Chelation therapy has long been used as a treatment for mercury and lead poisoning, but it isn't a proven treatment for heart disease. It can potentially cause serious side effects when used as a heart disease treatment. Even so, some people have received chelation therapy to treat heart disease and stroke.
Chelation therapy involves weekly treatments of ethylenediaminetetraacetic acid (EDTA) given in a vein. Each treatment lasts from 30 minutes to up to several hours.
In general, the medicine finds and sticks to metals and minerals in the bloodstream. This action creates a substance that leaves the body in the urine. Some researchers say chelation therapy can treat heart disease because the medicine may stick to — and remove — calcium found in deposits that clog arteries.
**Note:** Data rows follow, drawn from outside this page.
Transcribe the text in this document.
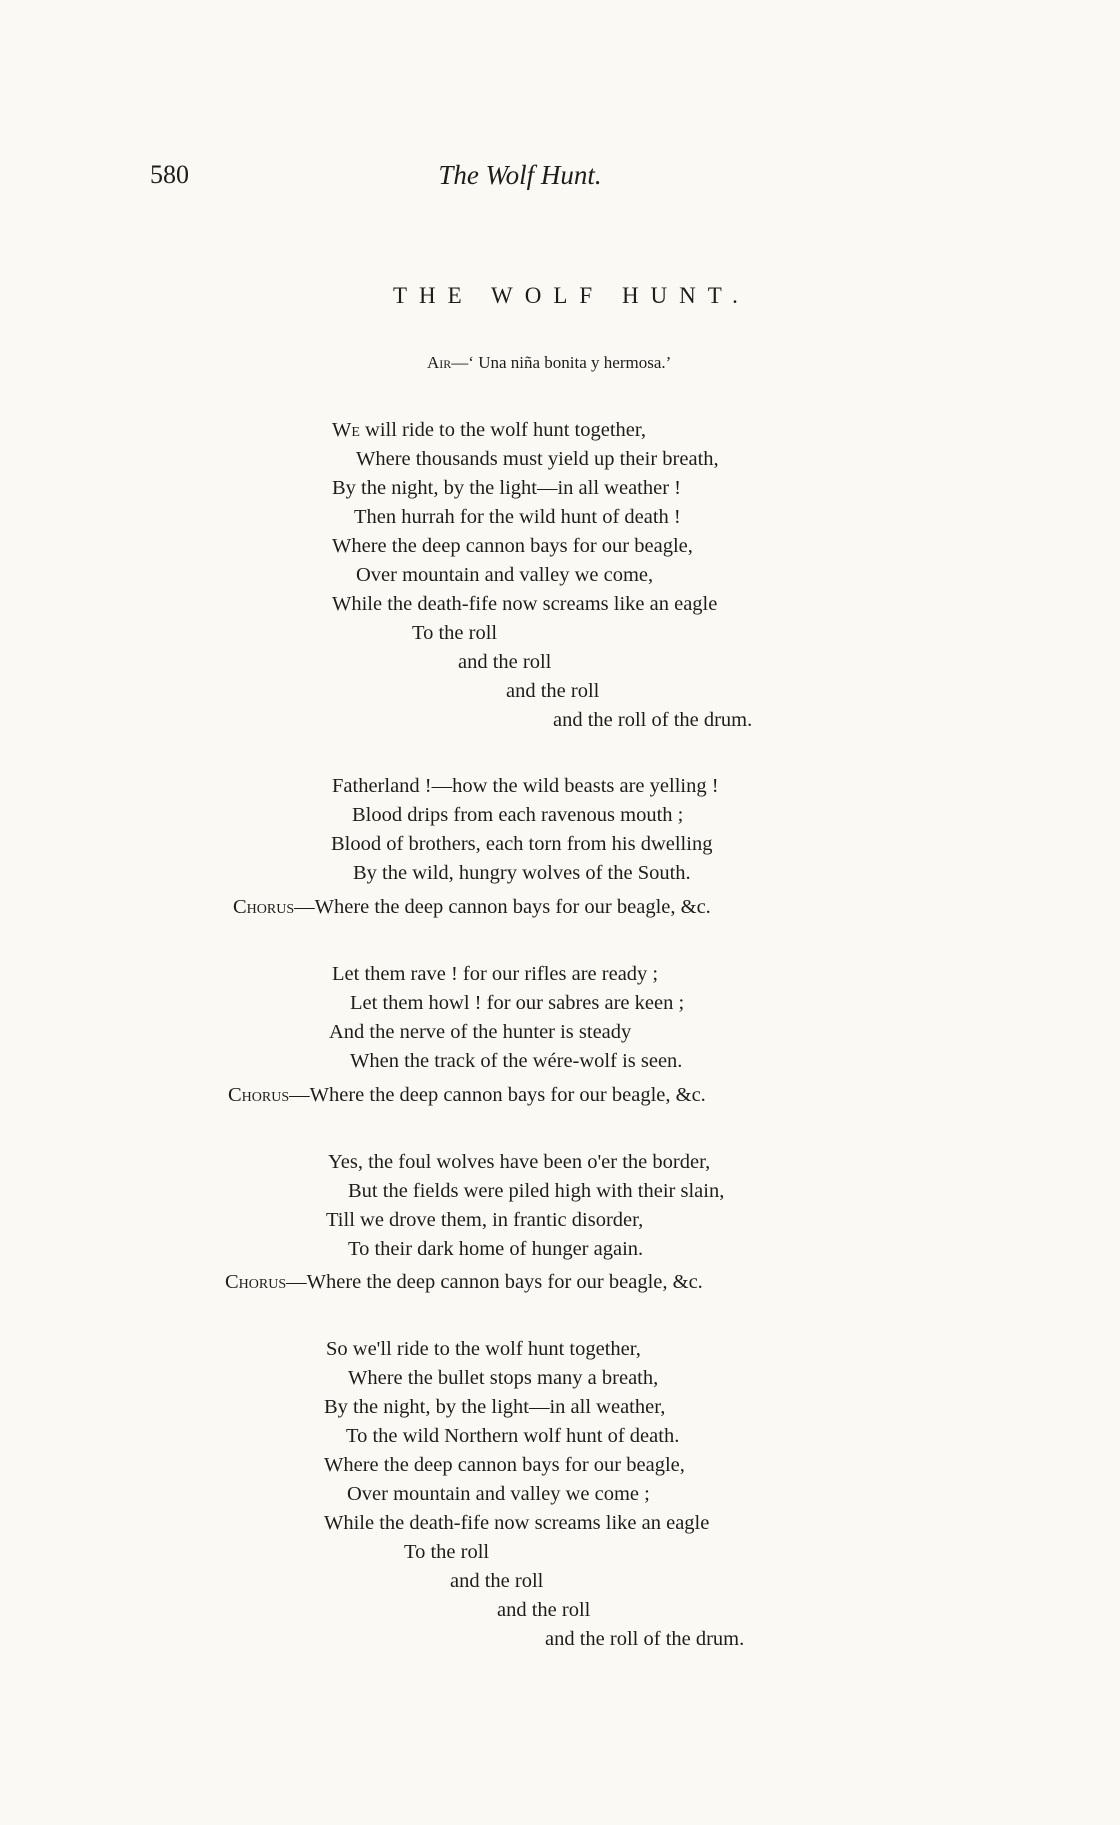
580	The Wolf Hunt.
THE WOLF HUNT.
Air—‘ Una niña bonita y hermosa.’
We will ride to the wolf hunt together,
Where thousands must yield up their breath,
By the night, by the light—in all weather !
Then hurrah for the wild hunt of death !
Where the deep cannon bays for our beagle,
Over mountain and valley we come,
While the death-fife now screams like an eagle
To the roll
and the roll
and the roll
and the roll of the drum.
Fatherland !—how the wild beasts are yelling !
Blood drips from each ravenous mouth ;
Blood of brothers, each torn from his dwelling
By the wild, hungry wolves of the South.
Chorus—Where the deep cannon bays for our beagle, &c.
Let them rave ! for our rifles are ready ;
Let them howl ! for our sabres are keen ;
And the nerve of the hunter is steady
When the track of the wére-wolf is seen.
Chorus—Where the deep cannon bays for our beagle, &c.
Yes, the foul wolves have been o'er the border,
But the fields were piled high with their slain,
Till we drove them, in frantic disorder,
To their dark home of hunger again.
Chorus—Where the deep cannon bays for our beagle, &c.
So we'll ride to the wolf hunt together,
Where the bullet stops many a breath,
By the night, by the light—in all weather,
To the wild Northern wolf hunt of death.
Where the deep cannon bays for our beagle,
Over mountain and valley we come ;
While the death-fife now screams like an eagle
To the roll
and the roll
and the roll
and the roll of the drum.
However, chelation therapy for heart disease remains controversial.
Here's what is known so far:
- The Trial to Assess Chelation Therapy (TACT) didn't provide enough evidence to support routine use of this treatment for heart disease. But it did find that chelation therapy offered moderate protection against future cardiovascular events, such as stroke and heart attack, in those with diabetes. Another study, TACT2, will focus specifically on people with diabetes.
- The American Heart Association and the American College of Cardiology say it's uncertain whether chelation therapy is helpful as a treatment for heart disease.
- The Food and Drug Administration hasn't approved chelation therapy for use as a heart disease treatment.
Chelation therapy for heart disease has known risks and side effects. The most common is burning at the vein site where the medicine is given. Other side effects include fever, headache, nausea or vomiting.
Rare but serious complications of chelation therapy for heart disease that have been reported include:
- Low blood-calcium levels.
- Sudden drop in blood pressure.
- Drop in the number of blood cells made in bone marrow.
- Heart failure.
- Kidney damage.
Before trying chelation therapy as a heart disease treatment, talk to your health care team about the benefits and risks.